The Northwest power grid is changing – in large part to accommodate new forms of renewable energy.

The Northwest power grid is changing – in large part to accommodate new forms of renewable energy.

As part of a federal push to create jobs and update American infrastructure, the Obama administration announced today it will be accelerating the permitting and construction of three transmission line projects in the Northwest:

  • Idaho Power’s 300-mile Boardman to Hemingway transmission line, which would connect Boardman in northeast Oregon and Melba, Idaho.
  • Portland General Electric’s 210-mile Cascade Crossing Project, which would connect Boardman and Salem.
  • Idaho Power and Rocky Mountain Power’s 1,150-mile Gateway West project, which would connect Glenrock, Wyo., and Melba, Idaho.

The three projects are among seven Grid Modernization Pilot Projects announced today to benefit from a new streamlined federal permitting process.

Building new transmission lines is notoriously complicated because they involve so many different landowners and agency approvals.

But new transmission, as I’ve reported, is also key piece of the renewable energy puzzle and an area where the U.S. is falling behind the rest of the developed world.

Across the U.S., state renewable energy mandates are spurring more and more wind and solar projects faster than new transmission can be built to make sure that the variable energy in rural areas can reach the bulk of power users in cities.

In 2009, nine federal entities got together and agreed to speed up the permitting process. The seven projects announced today will be a test of whether the resulting federal Rapid Response Team for Transmission can get the job done faster.

“To compete in the global economy, we need a modern electricity grid,” Energy Secretary Steven Chu said in a news release. “An upgraded electricity grid will give consumers choices while promoting energy savings, increasing energy efficiency, and fostering the growth of renewable energy resources.”
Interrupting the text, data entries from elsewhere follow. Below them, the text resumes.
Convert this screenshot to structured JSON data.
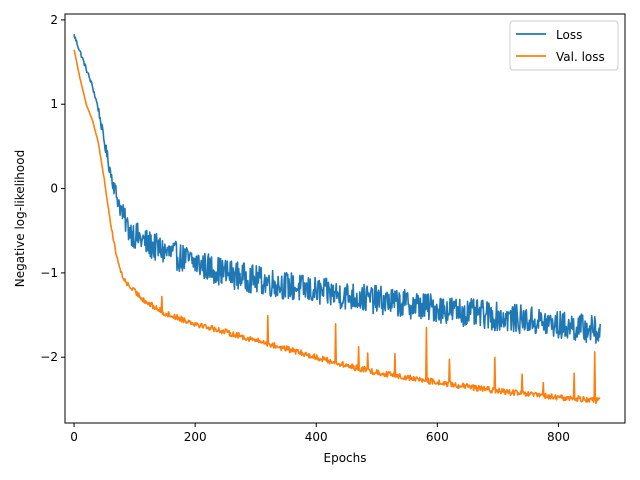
{
  "chart_data": {
    "type": "line",
    "title": "",
    "xlabel": "Epochs",
    "ylabel": "Negative log-likelihood",
    "xlim": [
      -15,
      910
    ],
    "ylim": [
      -2.78,
      2.07
    ],
    "xticks": [
      0,
      200,
      400,
      600,
      800
    ],
    "yticks": [
      -2,
      -1,
      0,
      1,
      2
    ],
    "grid": false,
    "legend_position": "top-right",
    "series": [
      {
        "name": "Loss",
        "color": "#1f77b4",
        "x_start": 0,
        "x_end": 869,
        "noise_amplitude": 0.17,
        "points": [
          [
            0,
            1.82
          ],
          [
            10,
            1.62
          ],
          [
            20,
            1.42
          ],
          [
            30,
            1.22
          ],
          [
            40,
            0.95
          ],
          [
            50,
            0.55
          ],
          [
            60,
            0.2
          ],
          [
            70,
            -0.08
          ],
          [
            80,
            -0.3
          ],
          [
            90,
            -0.48
          ],
          [
            100,
            -0.55
          ],
          [
            120,
            -0.65
          ],
          [
            150,
            -0.75
          ],
          [
            200,
            -0.88
          ],
          [
            250,
            -1.0
          ],
          [
            300,
            -1.08
          ],
          [
            350,
            -1.15
          ],
          [
            400,
            -1.22
          ],
          [
            450,
            -1.27
          ],
          [
            500,
            -1.32
          ],
          [
            550,
            -1.37
          ],
          [
            600,
            -1.42
          ],
          [
            650,
            -1.47
          ],
          [
            700,
            -1.52
          ],
          [
            750,
            -1.56
          ],
          [
            800,
            -1.62
          ],
          [
            850,
            -1.66
          ],
          [
            869,
            -1.7
          ]
        ]
      },
      {
        "name": "Val. loss",
        "color": "#ff7f0e",
        "x_start": 0,
        "x_end": 869,
        "noise_amplitude": 0.035,
        "points": [
          [
            0,
            1.65
          ],
          [
            10,
            1.3
          ],
          [
            20,
            1.0
          ],
          [
            30,
            0.82
          ],
          [
            40,
            0.55
          ],
          [
            50,
            0.1
          ],
          [
            60,
            -0.4
          ],
          [
            70,
            -0.8
          ],
          [
            80,
            -1.05
          ],
          [
            90,
            -1.15
          ],
          [
            100,
            -1.22
          ],
          [
            120,
            -1.35
          ],
          [
            150,
            -1.48
          ],
          [
            200,
            -1.6
          ],
          [
            250,
            -1.7
          ],
          [
            300,
            -1.8
          ],
          [
            350,
            -1.9
          ],
          [
            400,
            -2.0
          ],
          [
            450,
            -2.1
          ],
          [
            500,
            -2.18
          ],
          [
            550,
            -2.24
          ],
          [
            600,
            -2.3
          ],
          [
            650,
            -2.35
          ],
          [
            700,
            -2.4
          ],
          [
            750,
            -2.44
          ],
          [
            800,
            -2.48
          ],
          [
            850,
            -2.5
          ],
          [
            869,
            -2.52
          ]
        ],
        "spikes": [
          [
            145,
            0.15
          ],
          [
            320,
            0.35
          ],
          [
            432,
            0.45
          ],
          [
            470,
            0.25
          ],
          [
            485,
            0.2
          ],
          [
            530,
            0.28
          ],
          [
            582,
            0.65
          ],
          [
            620,
            0.3
          ],
          [
            695,
            0.4
          ],
          [
            740,
            0.22
          ],
          [
            775,
            0.18
          ],
          [
            826,
            0.3
          ],
          [
            860,
            0.55
          ]
        ]
      }
    ]
  }
}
Part of Idaho Power’s case for the Boardman to Hemingway line is that there are new wind projects sprouting up in northeast Oregon, and there’s not enough transmission to get that power to customers.

According to the company’s 2009 Integrated Resources Plan, Idaho Power and Horizon Wind Energy have finished the first phase of the 101 megawatt Elkhorn Valley Wind Farm in Union County. But there’s only enough “solid transmission” to carry 66 megawatts of that power. When transmission lines are full, likely during the spring when there’s lots of hydropower being generated in the Northwest, 34 megawatts of wind power from the Elkhorn Valley project would be at risk of being curtailed.

Rich Bayless, technical director for an organization of transmission providers in the West called Northern Tier Transmission Group, said most of the projects on the table now are designed just to catch up with growth in power supply and demand.
“We haven’t built a lot of new transmission in quite awhile,” he said. “The problem is once you get them going it takes 5-10 years to get it built and constructed. And if you happen to have a big economic slump right in the middle of it, people want to delay the expenses. Utilities don’t want to pass the costs on in higher rates, and ratepayers don’t want to see their rates go up.”
There are several lines moving into construction now that will help reduce congestion in the transmission systemthat prevents wind energy from reaching customers as it’s generated, Bayless said. And several of the new pilot projects could help with that too.“There are new wind farms planned in Wyoming and Montana, and it all wants to go to markets where there are people that consume it and the prices of other generation are higher,” he said. “It all wants to go to the West Coast: Oregon, Washington, and California, mostly. … These new lines will help wind power get delivered where it can be used.”